Monday, 14 October 2013

Angels come to St Peter’s


 
Christine Lee is one of Britain’s outstanding figurative sculptors.  She’s also a Friend of Fairlynch and it was her friendship with the Museum’s late President that prompted the exhibition of her most recent work in Budleigh.

Her best known creation is the extraordinary fountain, over five metres high, which stands in front of the Royal Shakespeare Theatre in the centre of Stratford-upon-Avon. The work was inaugurated by Her Majesty the Queen and Prince Philip on 8 November 1996.  Sculpted in stainless steel and brass it depicts two swans, wings outstretched, rising in flight.

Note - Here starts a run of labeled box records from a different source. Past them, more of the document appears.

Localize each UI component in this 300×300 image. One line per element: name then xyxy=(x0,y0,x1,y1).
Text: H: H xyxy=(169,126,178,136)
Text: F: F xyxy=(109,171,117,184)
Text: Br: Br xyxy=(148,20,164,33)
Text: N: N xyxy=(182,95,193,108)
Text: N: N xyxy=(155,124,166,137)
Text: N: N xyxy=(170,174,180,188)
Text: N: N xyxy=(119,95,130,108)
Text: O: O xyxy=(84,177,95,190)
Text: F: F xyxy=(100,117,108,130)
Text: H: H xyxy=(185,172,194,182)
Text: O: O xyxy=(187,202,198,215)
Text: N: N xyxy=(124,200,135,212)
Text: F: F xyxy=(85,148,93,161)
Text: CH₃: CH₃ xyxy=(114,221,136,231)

“Grounded yet soaring” is how Christine’s work has been described, and that’s certainly how you’d see her sculpture of two angels entitled ‘Compassion’ currently on view in St Peter’s Church. 

Winged like her Stratford swans, this latest piece is very different. At just over two metres it’s an approachable piece for the viewer. There’s a warmth and a humanity about it thanks to the use of beautifully grained black American walnut rather than harsher stainless steel. The wood even gives a suggestion of angelic drapery folds.

 

 
 
 
 
 
 
 
 
 
 
 
 
 
The idea of a special relationship is conveyed in the closeness and the posture of the two angels: one is smaller and more vulnerable, seeking consolation, the other offering comfort and support.  At the same time the sculptor cleverly portrays the taller figure looking skywards.   

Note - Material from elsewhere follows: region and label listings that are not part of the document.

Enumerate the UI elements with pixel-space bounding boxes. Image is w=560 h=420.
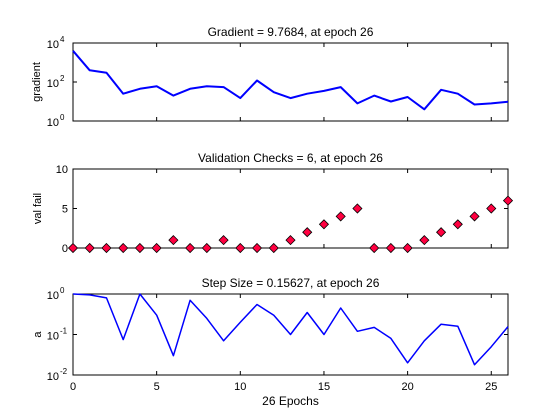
y-axis-label: val fail	[32, 193, 44, 224]
data-point	[84, 242, 95, 254]
chart-title: Step Size = 0.15627, at epoch 26	[202, 276, 380, 290]
data-point	[486, 203, 497, 214]
series-line	[72, 50, 509, 111]
y-tick-exponent: 2	[60, 74, 65, 83]
data-point	[385, 242, 396, 254]
data-point	[402, 242, 413, 254]
data-point	[151, 242, 162, 254]
data-point	[185, 242, 196, 254]
data-point	[452, 219, 463, 230]
x-tick-label: 15	[318, 381, 330, 393]
plot-area	[72, 168, 509, 249]
y-tick-label: 10	[47, 290, 59, 302]
data-point	[101, 242, 112, 254]
y-tick-label: 0	[62, 243, 68, 255]
data-point	[302, 227, 313, 238]
y-axis-label: gradient	[31, 62, 43, 102]
data-point	[67, 242, 79, 254]
data-point	[369, 242, 380, 254]
chart-title: Validation Checks = 6, at epoch 26	[198, 151, 383, 165]
y-tick-label: 10	[47, 78, 59, 90]
y-tick-label: 10	[47, 331, 59, 343]
data-point	[201, 242, 212, 254]
data-point	[318, 219, 330, 230]
chart-panel-2: Validation Checks = 6, at epoch 26 val fa…	[32, 151, 514, 255]
data-point	[218, 235, 229, 246]
chart-title: Gradient = 9.7684, at epoch 26	[208, 25, 374, 39]
y-tick-label: 10	[47, 39, 59, 51]
data-point	[235, 242, 246, 254]
data-point	[118, 242, 129, 254]
data-point	[251, 242, 263, 254]
series-line	[72, 293, 509, 366]
y-tick-label: 10	[47, 371, 59, 383]
x-tick-label: 0	[70, 381, 76, 393]
y-tick-exponent: 0	[60, 286, 65, 295]
data-point	[134, 242, 145, 254]
x-tick-label: 20	[401, 381, 413, 393]
data-point	[469, 211, 480, 222]
y-tick-label: 5	[62, 204, 68, 216]
y-tick-exponent: -1	[60, 327, 68, 336]
y-tick-exponent: -2	[60, 367, 68, 376]
data-point	[168, 235, 179, 246]
data-point	[335, 211, 346, 222]
x-tick-label: 25	[485, 381, 497, 393]
plot-area	[72, 42, 509, 122]
data-point	[419, 235, 430, 246]
y-tick-exponent: 4	[60, 35, 65, 44]
x-tick-label: 10	[234, 381, 246, 393]
y-tick-exponent: 0	[60, 113, 65, 122]
data-point	[352, 203, 363, 214]
data-point	[436, 227, 447, 238]
y-axis-label: a	[32, 331, 44, 338]
data-point	[285, 235, 296, 246]
data-point	[268, 242, 279, 254]
x-axis-label: 26 Epochs	[262, 394, 319, 408]
y-tick-label: 10	[47, 117, 59, 129]
x-tick-label: 5	[154, 381, 160, 393]
y-tick-label: 10	[56, 164, 68, 176]
data-point	[502, 195, 514, 206]
chart-panel-1: Gradient = 9.7684, at epoch 26 gradient 10…	[31, 25, 509, 129]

The key to interpreting ‘Compassion’ is in Christine’s relationship with her sister Jennifer Worth, the nurse, musician and author noted for her best-selling trilogy of memoirs about her work as a midwife practising in the poverty-stricken East End of London in the 1950s. In her fourth volume of memoirs, In the Midst of Life, published in 2010, Jennifer Worth reflected on her later experiences caring for the terminally ill. Call the Midwife, based on the first volume of memoirs, was broadcast as a BBC television series in January 2012. 

This was six months after the author’s death on 31 May 2011 from cancer of the oesophagus aged 75.  Christine Lee was deeply affected by the event. “Since my sister died she has been with me in spirit,” she wrote.  “After making many pieces about our relationship and childhood, I have turned my hand to making angels. My final angels are loving angels, close yet separately relating to each other. This was how our relationship developed over the years - close genetically with a family background, both strong and creative, yet separate. This last piece of sculpture was made in memory of my sister. It is called ‘Compassion’.”

The work will be on view in St Peter’s Church, Budleigh Salterton, for a limited period before being transferred to a church in Herefordshire.  “Priscilla Hull always wanted to see one of my sculptures in Budleigh,” said Christine at the dedication ceremony in St Peter’s on Saturday 12 October 2013. “I think she’d be very happy to see these angels here today.”